Remembering Hazel Dickens
April 27, 2011Hazel Dickens (file)
Trailblazing bluegrass and folk singer-songwriter Hazel Dickens recently died at the age of 76. Dickens was a performer whose childhood in a West Virginia coal mining town led her to become a labor activist and inspired a life-long musical career.
“It’s Hard to Tell The Singer From The Song” is the title track to Hazel Dickens' 1987 solo CD. Many of Hazel’s songs, like “They’ll Never Keep Us Down,” are anthems to working men and women, with the plight of non-unionized workers being a subject close to her heart, as was the coal mining country that she grew up in.
One of Hazel Dickens' most famous is “Black Lung,” written for a brother who died of the disease. Black lung is the common name for any lung disease developing from breathing coal dust.
Hazel Dickens grew up the eighth of 11 children in a poor mining family in West Virginia.

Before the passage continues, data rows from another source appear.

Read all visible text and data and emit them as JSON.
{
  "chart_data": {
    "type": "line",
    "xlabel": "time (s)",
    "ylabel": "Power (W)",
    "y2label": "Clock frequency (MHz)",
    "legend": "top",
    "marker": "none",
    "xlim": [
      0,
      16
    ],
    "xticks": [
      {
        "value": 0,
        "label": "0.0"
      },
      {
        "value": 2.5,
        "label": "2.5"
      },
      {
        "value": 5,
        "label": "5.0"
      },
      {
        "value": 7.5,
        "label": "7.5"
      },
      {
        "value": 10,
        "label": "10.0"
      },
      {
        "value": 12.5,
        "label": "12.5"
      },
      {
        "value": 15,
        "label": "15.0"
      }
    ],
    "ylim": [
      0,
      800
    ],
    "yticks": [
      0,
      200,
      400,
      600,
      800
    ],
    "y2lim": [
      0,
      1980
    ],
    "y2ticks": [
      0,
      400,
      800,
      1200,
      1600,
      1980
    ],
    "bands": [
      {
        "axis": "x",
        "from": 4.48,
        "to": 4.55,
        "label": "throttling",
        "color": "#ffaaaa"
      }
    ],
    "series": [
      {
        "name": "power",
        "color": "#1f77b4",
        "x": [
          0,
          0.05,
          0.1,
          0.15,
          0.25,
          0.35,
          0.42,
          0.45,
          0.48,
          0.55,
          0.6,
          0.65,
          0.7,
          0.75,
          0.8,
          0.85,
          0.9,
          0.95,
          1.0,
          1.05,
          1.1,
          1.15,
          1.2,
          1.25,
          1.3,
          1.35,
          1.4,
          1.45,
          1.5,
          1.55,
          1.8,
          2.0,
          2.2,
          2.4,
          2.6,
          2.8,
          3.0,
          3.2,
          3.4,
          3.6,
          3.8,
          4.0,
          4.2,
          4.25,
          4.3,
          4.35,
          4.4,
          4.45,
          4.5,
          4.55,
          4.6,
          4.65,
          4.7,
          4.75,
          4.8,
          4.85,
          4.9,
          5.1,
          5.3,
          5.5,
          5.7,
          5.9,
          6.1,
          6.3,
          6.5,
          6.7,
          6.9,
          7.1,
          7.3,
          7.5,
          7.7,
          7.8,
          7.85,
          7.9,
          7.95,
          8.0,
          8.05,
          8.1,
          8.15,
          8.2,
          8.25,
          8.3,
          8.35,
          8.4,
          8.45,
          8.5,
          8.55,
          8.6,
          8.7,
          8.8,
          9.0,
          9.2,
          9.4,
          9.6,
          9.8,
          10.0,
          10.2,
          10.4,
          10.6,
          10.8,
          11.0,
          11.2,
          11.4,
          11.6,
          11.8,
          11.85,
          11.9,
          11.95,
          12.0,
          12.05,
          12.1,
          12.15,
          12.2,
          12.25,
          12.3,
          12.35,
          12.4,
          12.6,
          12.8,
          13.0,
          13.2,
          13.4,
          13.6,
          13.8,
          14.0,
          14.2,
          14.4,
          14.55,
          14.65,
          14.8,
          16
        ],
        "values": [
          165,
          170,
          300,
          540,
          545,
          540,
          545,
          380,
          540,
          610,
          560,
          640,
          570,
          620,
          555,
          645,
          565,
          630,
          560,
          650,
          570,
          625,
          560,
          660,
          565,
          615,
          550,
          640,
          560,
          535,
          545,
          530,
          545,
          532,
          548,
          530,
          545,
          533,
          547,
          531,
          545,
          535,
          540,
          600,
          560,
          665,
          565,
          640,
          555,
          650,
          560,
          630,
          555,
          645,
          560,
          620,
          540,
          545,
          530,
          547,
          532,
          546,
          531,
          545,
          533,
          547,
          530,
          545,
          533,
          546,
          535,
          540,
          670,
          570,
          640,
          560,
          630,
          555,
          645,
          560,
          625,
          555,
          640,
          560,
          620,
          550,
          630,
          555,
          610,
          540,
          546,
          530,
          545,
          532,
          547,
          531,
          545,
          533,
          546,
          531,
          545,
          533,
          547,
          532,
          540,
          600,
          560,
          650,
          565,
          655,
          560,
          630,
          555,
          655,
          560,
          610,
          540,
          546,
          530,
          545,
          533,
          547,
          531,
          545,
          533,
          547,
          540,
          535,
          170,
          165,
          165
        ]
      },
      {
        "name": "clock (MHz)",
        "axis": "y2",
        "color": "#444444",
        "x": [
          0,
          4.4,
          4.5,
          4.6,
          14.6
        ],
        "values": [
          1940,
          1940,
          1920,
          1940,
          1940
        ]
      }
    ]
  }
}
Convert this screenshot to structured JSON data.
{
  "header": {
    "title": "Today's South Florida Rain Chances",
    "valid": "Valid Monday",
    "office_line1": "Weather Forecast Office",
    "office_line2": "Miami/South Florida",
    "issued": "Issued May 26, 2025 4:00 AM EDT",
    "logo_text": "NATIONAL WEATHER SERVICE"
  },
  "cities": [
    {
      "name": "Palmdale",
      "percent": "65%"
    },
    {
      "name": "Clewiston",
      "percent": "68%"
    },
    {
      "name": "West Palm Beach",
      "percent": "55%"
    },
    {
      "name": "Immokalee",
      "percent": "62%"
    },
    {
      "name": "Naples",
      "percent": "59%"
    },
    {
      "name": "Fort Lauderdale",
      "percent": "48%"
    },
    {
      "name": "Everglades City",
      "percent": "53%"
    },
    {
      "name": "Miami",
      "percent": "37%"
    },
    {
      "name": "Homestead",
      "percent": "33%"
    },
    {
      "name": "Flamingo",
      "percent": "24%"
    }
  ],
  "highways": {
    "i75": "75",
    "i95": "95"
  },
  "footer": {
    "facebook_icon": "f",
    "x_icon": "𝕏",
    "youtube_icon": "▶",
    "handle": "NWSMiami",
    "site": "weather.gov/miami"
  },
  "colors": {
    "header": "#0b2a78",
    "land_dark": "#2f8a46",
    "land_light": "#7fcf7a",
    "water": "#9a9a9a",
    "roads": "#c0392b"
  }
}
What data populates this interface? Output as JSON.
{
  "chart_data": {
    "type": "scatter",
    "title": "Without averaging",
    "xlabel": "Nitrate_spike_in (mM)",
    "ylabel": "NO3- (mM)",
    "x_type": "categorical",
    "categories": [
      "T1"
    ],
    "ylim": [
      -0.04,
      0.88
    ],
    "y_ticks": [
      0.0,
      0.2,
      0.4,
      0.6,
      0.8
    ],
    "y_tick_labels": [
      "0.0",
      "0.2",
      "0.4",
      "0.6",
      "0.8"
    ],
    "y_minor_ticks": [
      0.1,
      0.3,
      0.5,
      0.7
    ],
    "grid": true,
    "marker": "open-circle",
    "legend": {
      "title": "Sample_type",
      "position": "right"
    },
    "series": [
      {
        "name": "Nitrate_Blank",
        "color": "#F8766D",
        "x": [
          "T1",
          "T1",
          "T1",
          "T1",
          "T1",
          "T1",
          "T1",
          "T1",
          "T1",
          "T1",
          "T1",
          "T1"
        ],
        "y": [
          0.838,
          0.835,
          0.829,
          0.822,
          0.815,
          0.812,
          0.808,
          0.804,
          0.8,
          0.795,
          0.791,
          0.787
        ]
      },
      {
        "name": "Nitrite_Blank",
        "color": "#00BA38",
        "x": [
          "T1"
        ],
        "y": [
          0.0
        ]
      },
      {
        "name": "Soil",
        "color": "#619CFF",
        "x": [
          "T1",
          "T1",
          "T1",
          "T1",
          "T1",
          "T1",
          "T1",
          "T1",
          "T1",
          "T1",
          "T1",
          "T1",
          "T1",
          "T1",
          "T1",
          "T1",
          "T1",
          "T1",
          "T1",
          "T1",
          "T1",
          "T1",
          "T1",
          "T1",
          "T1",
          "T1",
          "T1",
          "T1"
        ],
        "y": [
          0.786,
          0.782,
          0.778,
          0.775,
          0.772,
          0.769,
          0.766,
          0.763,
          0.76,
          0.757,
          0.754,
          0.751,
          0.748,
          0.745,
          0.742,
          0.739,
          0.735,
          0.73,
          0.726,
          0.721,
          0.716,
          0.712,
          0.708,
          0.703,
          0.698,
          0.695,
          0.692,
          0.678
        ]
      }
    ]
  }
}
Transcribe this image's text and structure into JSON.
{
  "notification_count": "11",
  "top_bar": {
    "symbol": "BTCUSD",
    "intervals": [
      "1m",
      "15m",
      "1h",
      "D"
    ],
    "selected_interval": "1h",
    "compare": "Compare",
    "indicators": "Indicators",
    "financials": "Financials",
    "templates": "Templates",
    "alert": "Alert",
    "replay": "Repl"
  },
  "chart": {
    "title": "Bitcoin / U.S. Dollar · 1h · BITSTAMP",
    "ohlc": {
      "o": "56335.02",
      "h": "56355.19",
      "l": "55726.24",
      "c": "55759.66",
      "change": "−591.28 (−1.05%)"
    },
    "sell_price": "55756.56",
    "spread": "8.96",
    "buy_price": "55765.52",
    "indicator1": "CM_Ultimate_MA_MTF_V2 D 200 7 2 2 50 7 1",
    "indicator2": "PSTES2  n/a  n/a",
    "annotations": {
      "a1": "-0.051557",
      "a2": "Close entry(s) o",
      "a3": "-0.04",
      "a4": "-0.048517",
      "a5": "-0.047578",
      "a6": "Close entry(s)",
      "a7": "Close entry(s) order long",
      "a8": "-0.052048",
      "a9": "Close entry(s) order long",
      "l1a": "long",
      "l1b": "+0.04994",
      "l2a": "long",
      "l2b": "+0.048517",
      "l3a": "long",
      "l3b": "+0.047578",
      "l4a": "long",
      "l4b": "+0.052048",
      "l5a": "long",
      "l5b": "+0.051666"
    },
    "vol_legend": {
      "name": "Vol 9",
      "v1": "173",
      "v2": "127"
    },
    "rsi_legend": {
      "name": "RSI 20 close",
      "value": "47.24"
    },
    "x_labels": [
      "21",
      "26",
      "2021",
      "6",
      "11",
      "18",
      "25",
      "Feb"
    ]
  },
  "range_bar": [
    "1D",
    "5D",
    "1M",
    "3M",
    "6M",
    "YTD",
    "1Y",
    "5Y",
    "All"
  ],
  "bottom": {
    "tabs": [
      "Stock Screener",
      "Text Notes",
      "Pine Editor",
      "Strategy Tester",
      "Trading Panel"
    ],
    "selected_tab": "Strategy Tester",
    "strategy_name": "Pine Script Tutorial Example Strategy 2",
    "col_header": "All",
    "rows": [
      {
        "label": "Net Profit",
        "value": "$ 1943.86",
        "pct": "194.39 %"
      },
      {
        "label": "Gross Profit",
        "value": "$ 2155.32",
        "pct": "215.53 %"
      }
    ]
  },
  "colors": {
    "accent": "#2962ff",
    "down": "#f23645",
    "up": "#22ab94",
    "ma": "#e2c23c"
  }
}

Poverty forced her to leave the family home and move to Baltimore, Maryland, where she worked in factories alongside her sister and two brothers.
In a VOA interview several years ago, Hazel said the four attended music gatherings in their rare free time. At one, she met Mike Seeger, the younger brother of folk legend Pete Seeger, and they soon formed a band with her two brothers.
Over the next few years, Hazel became a regular part of the Baltimore and Washington music scene, playing and singing in several bands.